Just as in September, the winner of the November 9 election was Mohammed Nasheed, who won the first free presidential election in Maldivian history in 2008, but who was also subsequently pushed out of power in February 2012 by the country’s police and armed forces following massive protests over rising prices. Nasheed won 46.93% of the vote, a slight increase over the 45.45% he won in the first round, but not enough to achieve the absolute majority that would avoid a runoff with the second-place candidate.
That would be Abdulla Yameen, who is the brother-in-law of Maumoon Abdul Gayoom, who served as the president of the Maldives between 1978 and 2008, and who still wields significant influence throughout the country and throughout various Maldivian institutions.
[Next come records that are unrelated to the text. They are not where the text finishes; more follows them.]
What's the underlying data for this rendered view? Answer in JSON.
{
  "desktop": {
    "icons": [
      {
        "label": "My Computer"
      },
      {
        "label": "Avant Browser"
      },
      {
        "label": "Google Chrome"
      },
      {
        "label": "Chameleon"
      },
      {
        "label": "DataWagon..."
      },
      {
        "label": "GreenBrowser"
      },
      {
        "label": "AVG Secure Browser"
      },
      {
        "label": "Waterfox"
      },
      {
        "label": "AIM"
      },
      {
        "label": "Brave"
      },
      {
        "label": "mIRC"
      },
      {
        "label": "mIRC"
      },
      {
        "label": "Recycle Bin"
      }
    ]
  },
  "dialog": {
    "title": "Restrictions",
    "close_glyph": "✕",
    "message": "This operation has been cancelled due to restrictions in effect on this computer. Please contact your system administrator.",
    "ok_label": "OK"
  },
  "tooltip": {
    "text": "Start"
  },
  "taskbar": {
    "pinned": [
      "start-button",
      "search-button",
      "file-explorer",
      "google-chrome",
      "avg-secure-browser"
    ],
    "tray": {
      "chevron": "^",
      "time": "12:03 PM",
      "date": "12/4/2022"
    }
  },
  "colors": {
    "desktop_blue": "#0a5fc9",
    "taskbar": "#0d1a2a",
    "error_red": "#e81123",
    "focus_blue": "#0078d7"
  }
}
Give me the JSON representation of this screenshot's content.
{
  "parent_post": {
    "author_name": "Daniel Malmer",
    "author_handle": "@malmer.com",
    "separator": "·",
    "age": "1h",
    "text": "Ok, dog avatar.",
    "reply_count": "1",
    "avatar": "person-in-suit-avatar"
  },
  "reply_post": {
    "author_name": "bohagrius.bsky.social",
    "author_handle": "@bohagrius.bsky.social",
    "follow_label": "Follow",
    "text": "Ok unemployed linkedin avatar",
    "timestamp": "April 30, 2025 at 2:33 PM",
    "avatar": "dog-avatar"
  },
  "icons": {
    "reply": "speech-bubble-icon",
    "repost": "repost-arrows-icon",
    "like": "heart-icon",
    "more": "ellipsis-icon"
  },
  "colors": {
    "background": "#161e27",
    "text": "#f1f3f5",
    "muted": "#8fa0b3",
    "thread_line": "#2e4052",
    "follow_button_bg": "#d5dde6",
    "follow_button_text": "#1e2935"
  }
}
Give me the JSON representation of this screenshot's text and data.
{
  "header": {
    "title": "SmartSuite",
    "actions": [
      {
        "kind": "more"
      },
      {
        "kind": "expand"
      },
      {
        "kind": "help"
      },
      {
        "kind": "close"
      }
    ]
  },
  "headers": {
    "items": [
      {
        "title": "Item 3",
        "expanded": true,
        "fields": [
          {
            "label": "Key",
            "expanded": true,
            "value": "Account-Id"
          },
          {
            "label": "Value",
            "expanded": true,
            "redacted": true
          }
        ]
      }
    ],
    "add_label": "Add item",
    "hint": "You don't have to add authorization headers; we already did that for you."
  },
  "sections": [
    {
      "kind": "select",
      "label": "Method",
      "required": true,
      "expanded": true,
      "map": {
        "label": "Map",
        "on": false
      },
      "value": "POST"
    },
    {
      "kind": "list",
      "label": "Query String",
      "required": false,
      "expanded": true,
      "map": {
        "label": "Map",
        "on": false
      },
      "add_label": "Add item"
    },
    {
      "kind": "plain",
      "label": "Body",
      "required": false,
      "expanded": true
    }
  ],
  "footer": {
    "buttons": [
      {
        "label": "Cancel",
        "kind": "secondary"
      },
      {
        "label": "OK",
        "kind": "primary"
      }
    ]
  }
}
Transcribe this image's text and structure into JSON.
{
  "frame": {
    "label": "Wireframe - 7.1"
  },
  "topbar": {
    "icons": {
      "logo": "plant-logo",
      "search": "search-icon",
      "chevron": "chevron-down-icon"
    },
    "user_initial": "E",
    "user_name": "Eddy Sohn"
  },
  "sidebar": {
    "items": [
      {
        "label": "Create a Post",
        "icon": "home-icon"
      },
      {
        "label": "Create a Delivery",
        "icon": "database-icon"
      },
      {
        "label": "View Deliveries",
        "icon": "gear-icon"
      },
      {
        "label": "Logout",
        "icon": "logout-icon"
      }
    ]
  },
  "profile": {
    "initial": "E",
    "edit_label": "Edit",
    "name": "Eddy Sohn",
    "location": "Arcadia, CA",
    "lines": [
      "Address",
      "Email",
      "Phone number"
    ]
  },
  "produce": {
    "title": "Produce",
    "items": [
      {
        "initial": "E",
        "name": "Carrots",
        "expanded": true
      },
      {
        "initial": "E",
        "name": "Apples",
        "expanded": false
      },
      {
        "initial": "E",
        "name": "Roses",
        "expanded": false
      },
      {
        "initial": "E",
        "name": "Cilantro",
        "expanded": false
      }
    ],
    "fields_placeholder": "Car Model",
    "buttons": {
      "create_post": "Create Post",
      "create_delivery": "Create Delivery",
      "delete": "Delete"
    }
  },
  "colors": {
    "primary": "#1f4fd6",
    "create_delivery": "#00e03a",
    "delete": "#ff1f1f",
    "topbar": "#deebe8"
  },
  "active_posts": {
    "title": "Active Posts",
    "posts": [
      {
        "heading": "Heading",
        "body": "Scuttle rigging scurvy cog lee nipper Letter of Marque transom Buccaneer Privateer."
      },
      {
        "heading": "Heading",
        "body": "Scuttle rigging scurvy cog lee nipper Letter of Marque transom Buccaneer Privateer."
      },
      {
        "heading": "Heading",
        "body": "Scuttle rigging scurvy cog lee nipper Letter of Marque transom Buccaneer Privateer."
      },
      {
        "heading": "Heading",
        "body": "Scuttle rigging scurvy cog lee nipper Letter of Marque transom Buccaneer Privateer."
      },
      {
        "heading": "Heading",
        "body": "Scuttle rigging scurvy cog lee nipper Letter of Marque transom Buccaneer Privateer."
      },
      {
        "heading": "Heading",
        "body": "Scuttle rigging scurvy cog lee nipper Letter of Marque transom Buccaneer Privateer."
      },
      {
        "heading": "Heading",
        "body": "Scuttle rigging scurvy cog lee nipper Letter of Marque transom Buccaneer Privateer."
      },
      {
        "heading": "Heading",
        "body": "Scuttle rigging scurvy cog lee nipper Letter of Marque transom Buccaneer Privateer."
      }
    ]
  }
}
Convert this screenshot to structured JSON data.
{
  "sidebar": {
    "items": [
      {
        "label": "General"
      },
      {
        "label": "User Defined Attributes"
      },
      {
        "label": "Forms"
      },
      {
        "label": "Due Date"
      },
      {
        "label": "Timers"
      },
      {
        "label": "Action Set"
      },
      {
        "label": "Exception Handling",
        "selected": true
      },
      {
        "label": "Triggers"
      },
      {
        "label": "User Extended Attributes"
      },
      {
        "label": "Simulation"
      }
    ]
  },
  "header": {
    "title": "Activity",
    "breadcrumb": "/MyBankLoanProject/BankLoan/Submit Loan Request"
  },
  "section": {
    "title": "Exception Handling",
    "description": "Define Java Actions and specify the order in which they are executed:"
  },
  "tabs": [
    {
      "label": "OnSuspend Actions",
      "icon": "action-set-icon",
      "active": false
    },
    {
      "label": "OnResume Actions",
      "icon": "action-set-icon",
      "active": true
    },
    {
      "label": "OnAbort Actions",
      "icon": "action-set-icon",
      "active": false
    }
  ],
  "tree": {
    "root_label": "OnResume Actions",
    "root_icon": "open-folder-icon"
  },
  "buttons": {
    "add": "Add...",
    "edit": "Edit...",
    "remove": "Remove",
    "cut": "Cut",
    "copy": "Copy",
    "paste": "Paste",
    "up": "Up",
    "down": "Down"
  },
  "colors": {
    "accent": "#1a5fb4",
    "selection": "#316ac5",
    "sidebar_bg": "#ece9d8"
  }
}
Yameen won 29.72% in the weekend vote, an increase over the 25.32% he won in September.
As in September, Gasin Ibrahim, a businessman and former finance minister in the Gayoom era, finished in third place.
But a complaint from Ibrahim over the first election caused the Maldivian supreme court to annul the results of the September election and cancel the planned runoff, despite general approval from global election monitors that the vote was largely conducted on a free and fair basis.
Scheduled originally for October and postponed until November 9, Nasheed (pictured above) and his supporters hoped that in a re-run he could win over 50% of the vote, thereby definitively returning him to the presidency.
But that didn’t happen, and the Maldivian supreme court has now postponed the runoff once again, despite the fact that it was supposed to be held on Sunday.
The problem with that delay is that a new president is supposed to be inaugurated today — the term of Mohammed Waheed, Nasheed’s former vice president, who assumed the presidency in February 2012, ends today, November 11. That means that the Maldives will wake up tomorrow in something of a constitutional crisis — with no president, an uncertain and tentative November 16 runoff, and no fixed date for the next presidential inauguration.
That, in turn, could lead to more judicial delay or even a military intervention, both of which would be bad news for Nasheed and for Maldivian democracy, because forces loyal to Gayoom still essentially control the military and the judiciary.
There’s a chance that the runoff will be held later this week, Nasheed and/or Yameen win a clear victory, and the Maldives marks a clean transfer of power to the eventual victor. But everything about the troubled path to Saturday’s presidential vote indicates that the path back to Maldivian democracy and the rule of law won’t be quite so easy.